Mariúca, un rato después, en la playa, trataba de fijar con preocupación grandísima las responsabilidades de Aurelio. Con respecto a Concha, no dudaba: habíala dicho esto, cediendo a sus deseos, por cariño y por lealtad. Y fijando para el novio el problema, repetía la frase misma de Concha: «No se juzgaría muy tranquilo de conciencia un hombre que en la prima de su novia quiere olvidar a su vecina de Madrid».
Aurelio se les reunió. Mariúca, al verle, tuvo el dolor de la inminente explicación, de la presunta traición del hombre amado. Concha, procurando retardarse con su tía, los dejó ir de modo que se pudieran hablar sin estorbos.
Daría Concha cualquier cosa porque no entrase «este señor» en su familia. Daría... (puesto que él tanto parecía adorar a esta Mariúca por quien aquí las rabias del altivo volvíanse indiferencia... hasta despojándose de los desplantes de Madrid)..., daría... ¡oh, no podía saber lo que daría por conseguir, ni sabía cómo tampoco, que él se le iniciase rendido de algún modo, para que ella... pudiese despreciarle!
Fue toda una mañana de atención y de tortura hacia los novios. Contrariadísima, advertía que la pálida seriedad de los dos, por un momento, había pasado a una jovialidad absoluta, mayor que nunca, inconcebible.
A las once, ya de vuelta por la Magdalena, Concha creyó advertir que Aurelio se le despedía con una más segura indiferencia de la mano y con una sonrisilla de victoria. Así que tuvo ocasión, en casa, llevóse aparte a Mariúca.
-¿Qué le has dicho?
-Nada, eso. Que es extraño que se te dé por desconocido en Santander, siendo vecino.
-¿Y qué te ha dicho?
-¡Que..., nada, que... no te conocía..., que no se había fijado nunca en ti!

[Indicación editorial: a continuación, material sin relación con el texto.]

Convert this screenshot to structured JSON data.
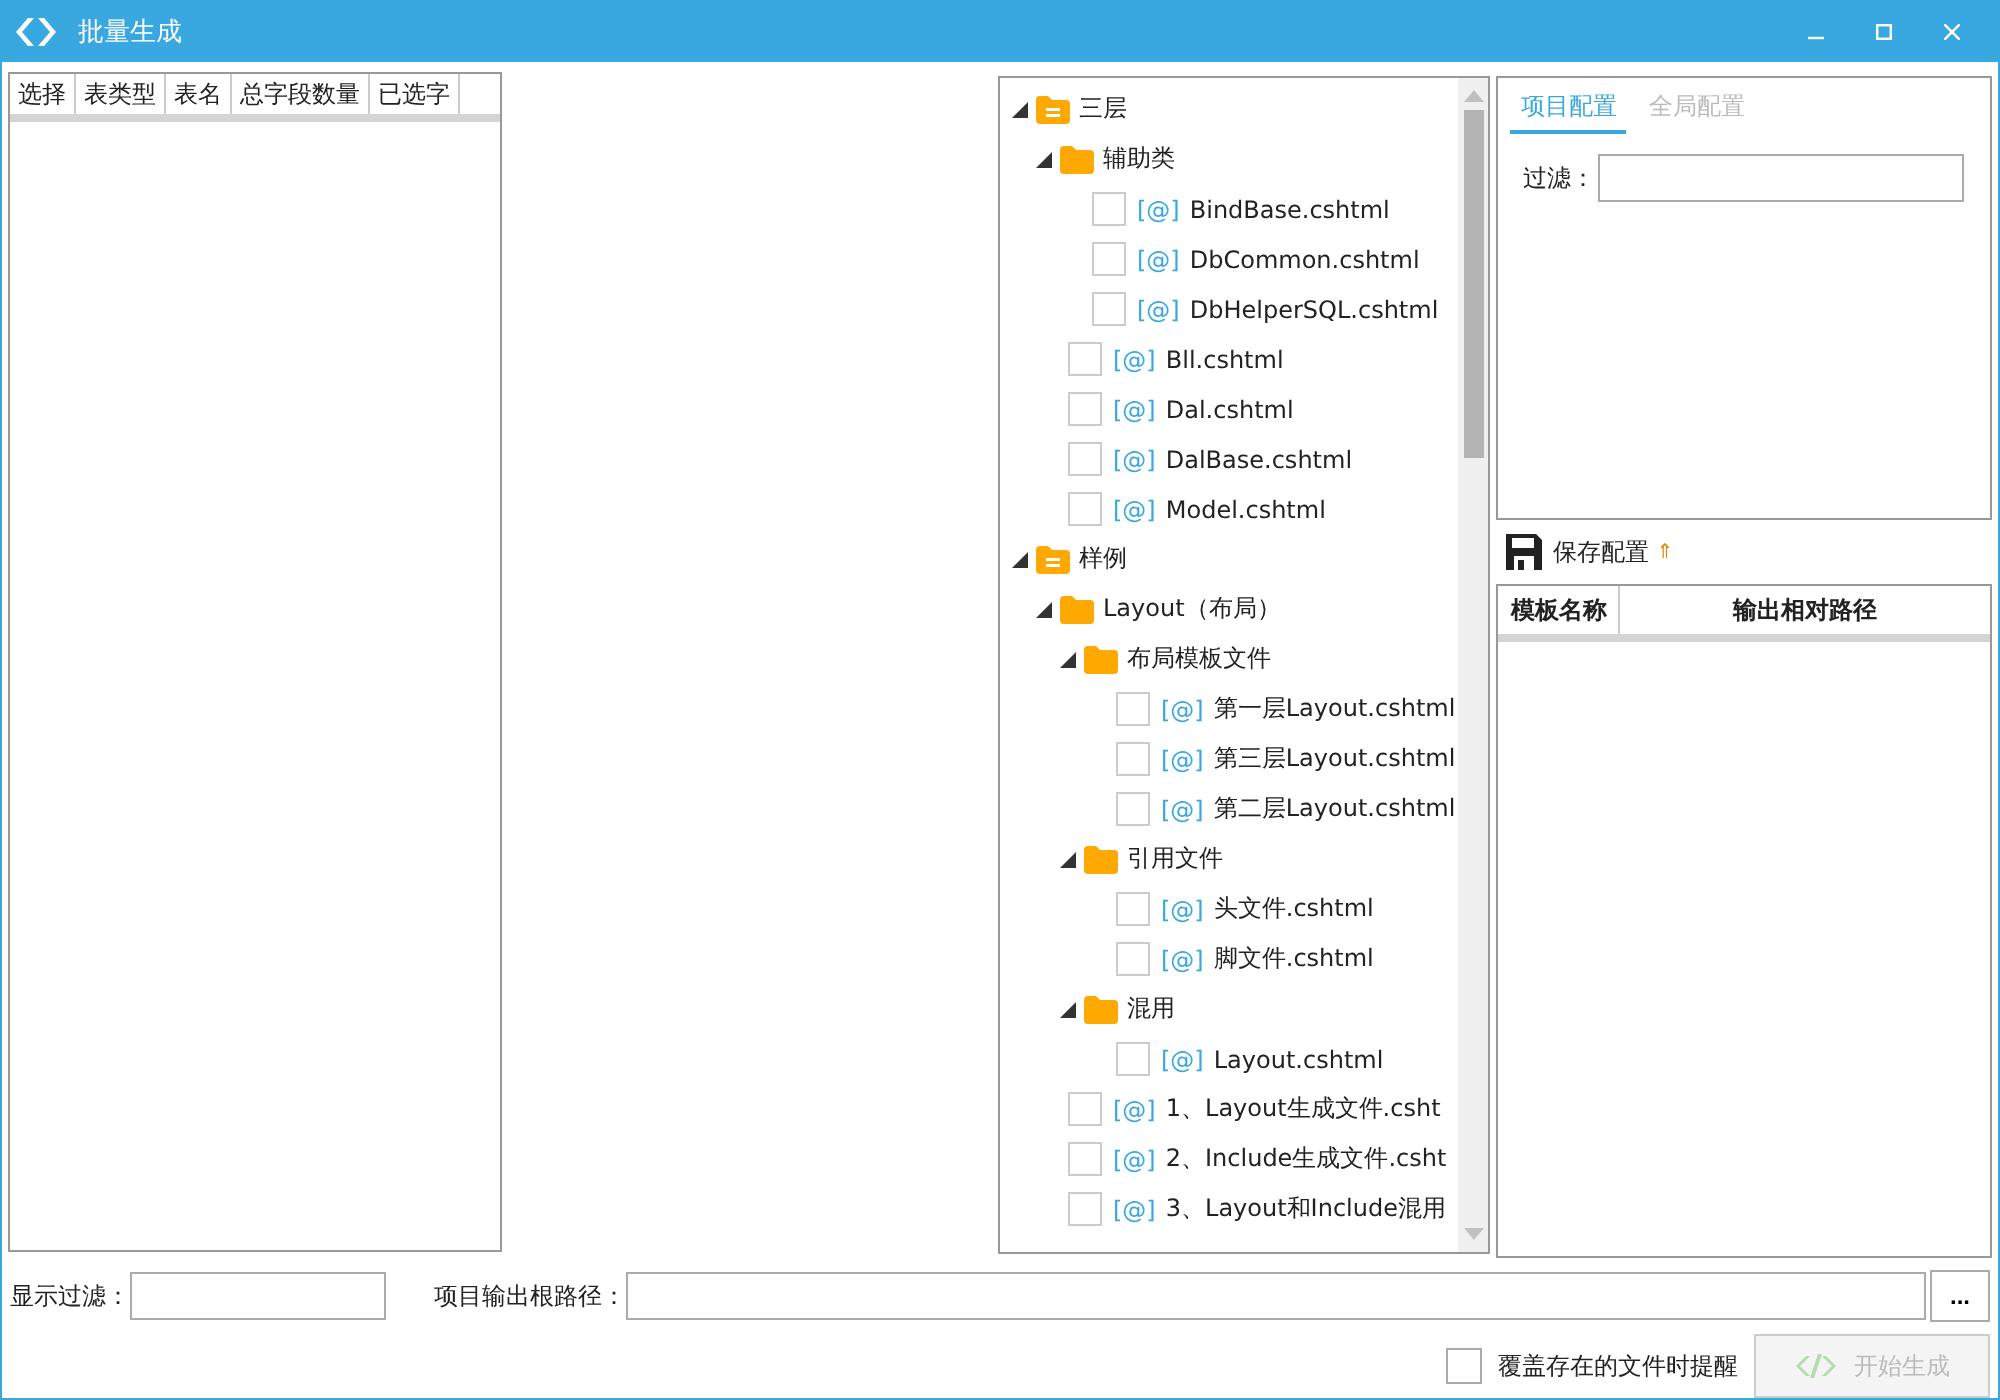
{
  "window": {
    "title": "批量生成"
  },
  "table_grid": {
    "columns": [
      "选择",
      "表类型",
      "表名",
      "总字段数量",
      "已选字"
    ]
  },
  "template_tree": [
    {
      "kind": "category",
      "label": "三层",
      "expanded": true,
      "children": [
        {
          "kind": "folder",
          "label": "辅助类",
          "expanded": true,
          "children": [
            {
              "kind": "file",
              "prefix": "[@]",
              "label": "BindBase.cshtml",
              "checked": false
            },
            {
              "kind": "file",
              "prefix": "[@]",
              "label": "DbCommon.cshtml",
              "checked": false
            },
            {
              "kind": "file",
              "prefix": "[@]",
              "label": "DbHelperSQL.cshtml",
              "checked": false
            }
          ]
        },
        {
          "kind": "file",
          "prefix": "[@]",
          "label": "Bll.cshtml",
          "checked": false
        },
        {
          "kind": "file",
          "prefix": "[@]",
          "label": "Dal.cshtml",
          "checked": false
        },
        {
          "kind": "file",
          "prefix": "[@]",
          "label": "DalBase.cshtml",
          "checked": false
        },
        {
          "kind": "file",
          "prefix": "[@]",
          "label": "Model.cshtml",
          "checked": false
        }
      ]
    },
    {
      "kind": "category",
      "label": "样例",
      "expanded": true,
      "children": [
        {
          "kind": "folder",
          "label": "Layout（布局）",
          "expanded": true,
          "children": [
            {
              "kind": "folder",
              "label": "布局模板文件",
              "expanded": true,
              "children": [
                {
                  "kind": "file",
                  "prefix": "[@]",
                  "label": "第一层Layout.cshtml",
                  "checked": false
                },
                {
                  "kind": "file",
                  "prefix": "[@]",
                  "label": "第三层Layout.cshtml",
                  "checked": false
                },
                {
                  "kind": "file",
                  "prefix": "[@]",
                  "label": "第二层Layout.cshtml",
                  "checked": false
                }
              ]
            },
            {
              "kind": "folder",
              "label": "引用文件",
              "expanded": true,
              "children": [
                {
                  "kind": "file",
                  "prefix": "[@]",
                  "label": "头文件.cshtml",
                  "checked": false
                },
                {
                  "kind": "file",
                  "prefix": "[@]",
                  "label": "脚文件.cshtml",
                  "checked": false
                }
              ]
            },
            {
              "kind": "folder",
              "label": "混用",
              "expanded": true,
              "children": [
                {
                  "kind": "file",
                  "prefix": "[@]",
                  "label": "Layout.cshtml",
                  "checked": false
                }
              ]
            }
          ]
        },
        {
          "kind": "file",
          "prefix": "[@]",
          "label": "1、Layout生成文件.csht",
          "checked": false
        },
        {
          "kind": "file",
          "prefix": "[@]",
          "label": "2、Include生成文件.csht",
          "checked": false
        },
        {
          "kind": "file",
          "prefix": "[@]",
          "label": "3、Layout和Include混用",
          "checked": false
        }
      ]
    }
  ],
  "config_tabs": [
    {
      "label": "项目配置",
      "selected": true
    },
    {
      "label": "全局配置",
      "selected": false
    }
  ],
  "filter": {
    "label": "过滤："
  },
  "save_config": {
    "label": "保存配置",
    "marker": "⇑"
  },
  "mapping_table": {
    "columns": [
      "模板名称",
      "输出相对路径"
    ]
  },
  "display_filter": {
    "label": "显示过滤："
  },
  "output_root": {
    "label": "项目输出根路径：",
    "browse": "..."
  },
  "overwrite_warning": {
    "label": "覆盖存在的文件时提醒",
    "checked": false
  },
  "start_button": {
    "label": "开始生成",
    "disabled": true
  }
}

La indudable ingenuidad de la chiquilla, hizo que a Concha se le destacase más la orgullosa perfidia del perverso. Quedóse rígida, fría; tan lívida de ira, de soberbia, que la dulce Mariúca le dijo por consuelo, sin saber que así aumentábala el dolor:
-¡No, mujer! ¡No pienses que me engaña!... Aun siendo vecinos, nunca te había visto..., o no se habría fijado en ti. ¿Tiene eso algo de particular en Madrid, donde a veces se vive años en un piso sin conocer a los de al lado?... Además, él me lo ha dicho: paraba poco en casa, y no solía asomarse a los balcones. ¡Ya ves tú!
Concha mordió su rencor de llama por no contarle a la pobre candorosa aquella historia de Madrid..., que era al fin un desastre para ella.
Barrera de orgullo, dejábale cortada y definida su conducta para siempre: no preocuparse más de esta boda ni de Aurelio. ¡En absoluto! ¡Todo lo demás sería lanzarse hacia una loca lucha en que, puestas así las cosas, ella sería siempre la vencida!
Pero tuvo un leve alivio por la tarde: en el Sardinero, con su marido justamente, vio que se les acercaba Paco Almagro..., su amante... de esta temporada..., diputado también, por lujo; puesto que en rigor era un sportsman con más rumbos que dinero, y que lucíase en Madrid con su jaquita de «polo» y con su buggy de un caballo.
Desde este día, Almagro, presentado también a Aurelio, fue de la tertulia que en la playa formaban por mañana y tarde ambas familias.